I’ll go further. In the early 1980s, reviews were fairly technical, and directed at the aficionados and hobbyists who were early adopters of the products. As technology became more mainstream, however, product reviews sometimes became news themselves. The iPhone experience was the apex of that trajectory. No product will ever be as hyped, and no tiny group of reviewers will ever get such weight dumped on them. Clearly, the company was confident that its creation would win our favor—but those not-so-casual phone calls from Steve Jobs exposed the doubt that comes when even the strongest case reaches a jury.

Since the iPhone, the most transformative products have not been gadgets but services. Facebook, Twitter, and Snapchat have changed lives, but they didn’t launch to massive fanfare. They were switched on to small groups, showing only glimmers of the eventual power they would gain when networks grew up around them.

So while we celebrate a decade of the iPhone, let’s also acknowledge a footnote to that signal event in tech history: the peak of the mass-market product review.

Oh, and with 10 years of hindsight, how did we reviewers do in that Come-to-Jesus-Phone moment?
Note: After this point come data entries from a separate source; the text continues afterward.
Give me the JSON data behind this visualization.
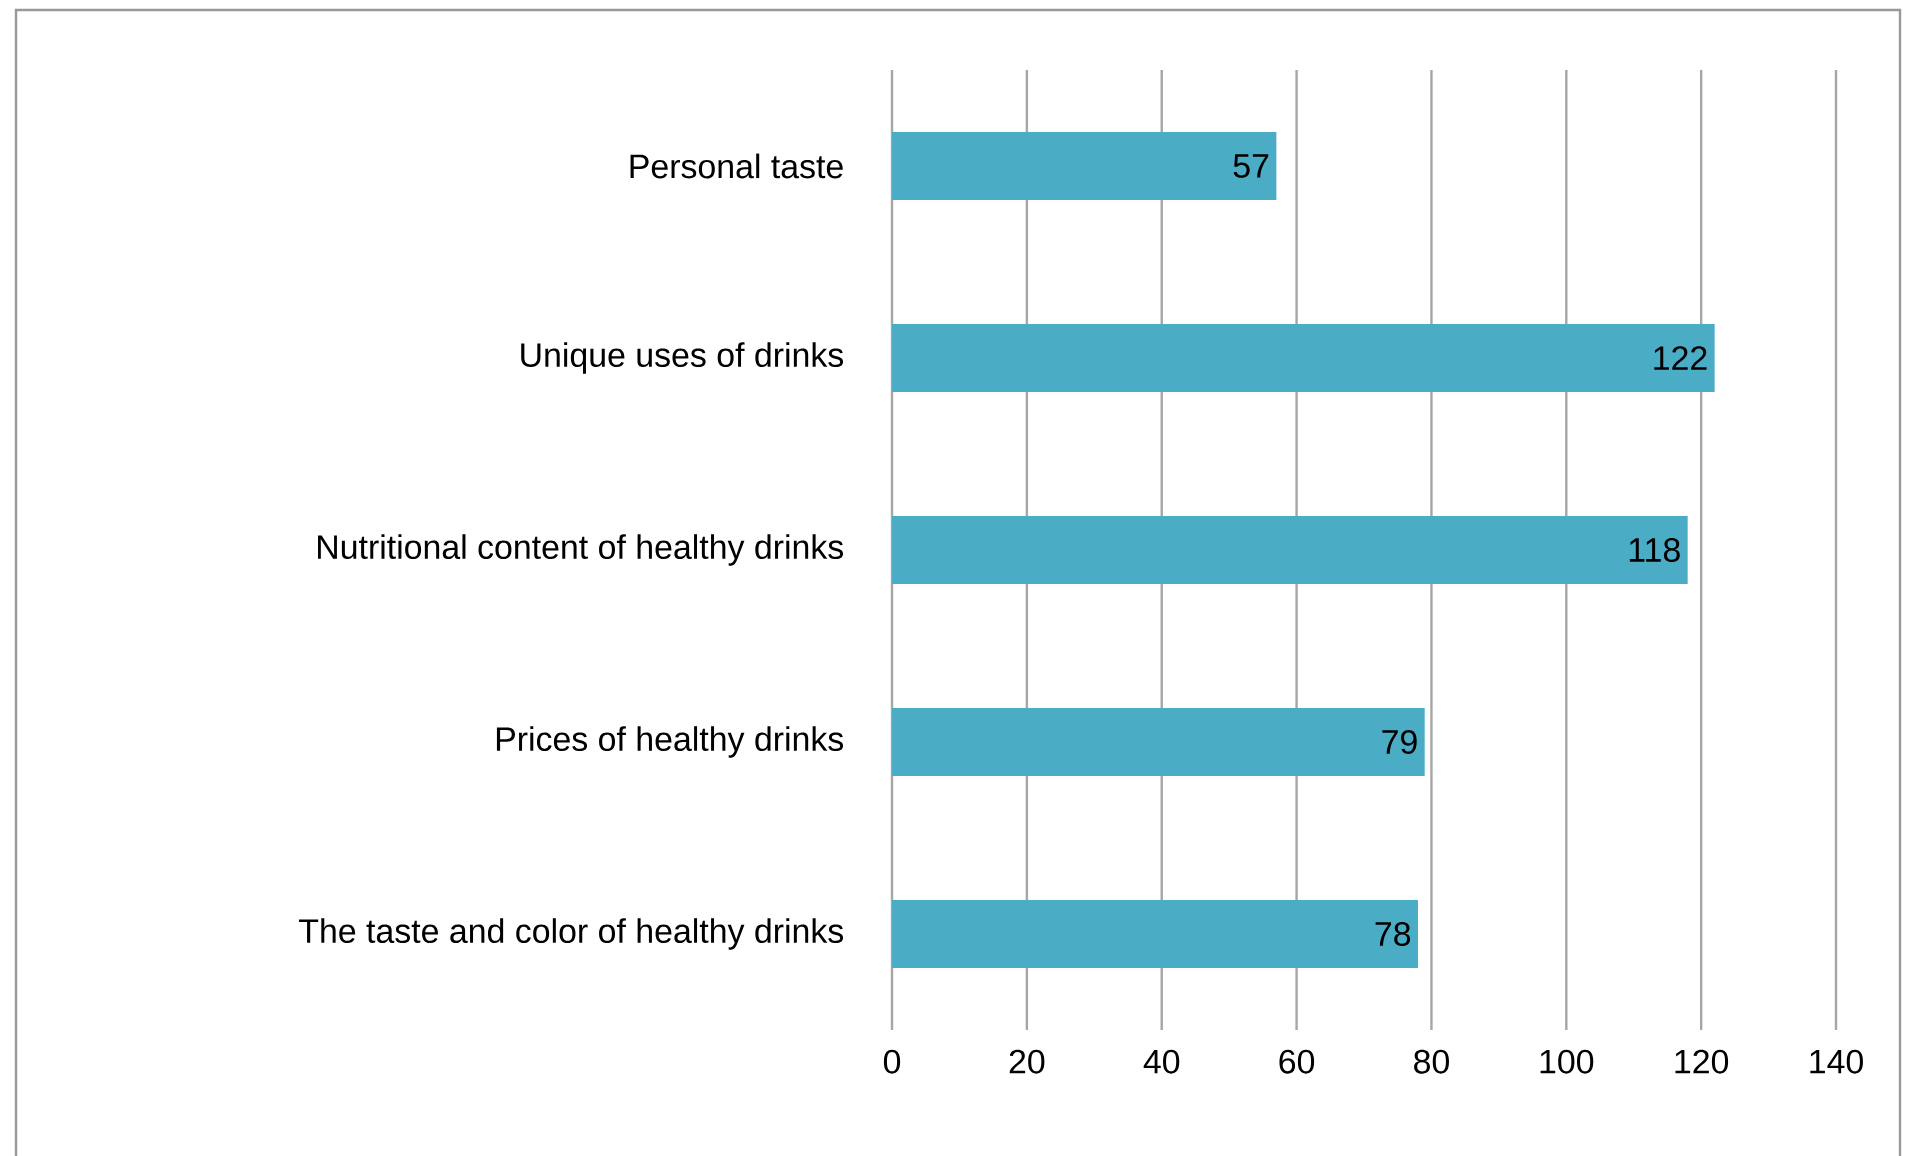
{
  "chart_data": {
    "type": "bar",
    "orientation": "horizontal",
    "categories": [
      "Personal taste",
      "Unique uses of drinks",
      "Nutritional content of healthy drinks",
      "Prices of healthy drinks",
      "The taste and color of healthy drinks"
    ],
    "values": [
      57,
      122,
      118,
      79,
      78
    ],
    "color": "#4bacc6",
    "xlim": [
      0,
      140
    ],
    "xticks": [
      0,
      20,
      40,
      60,
      80,
      100,
      120,
      140
    ],
    "grid": "x",
    "data_labels": true
  }
}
Each one of us horsemen was overwhelmingly positive—we universally cited the massive hype and judged, with some astonishment, that the iPhone had lived up to it. (My biggest cavil was that Apple was limiting the ecosystem of apps that ran directly on the OS. “I think the best way to make [the iPhone] more valuable would be to encourage outside developers to create more uses for it,” I wrote. It took Apple about a year, but it finally did just that.)

But though we reviewers didn’t embarrass ourselves, none of us came close to predicting how big the iPhone would be. Our only consolation was that Apple didn’t see it, either.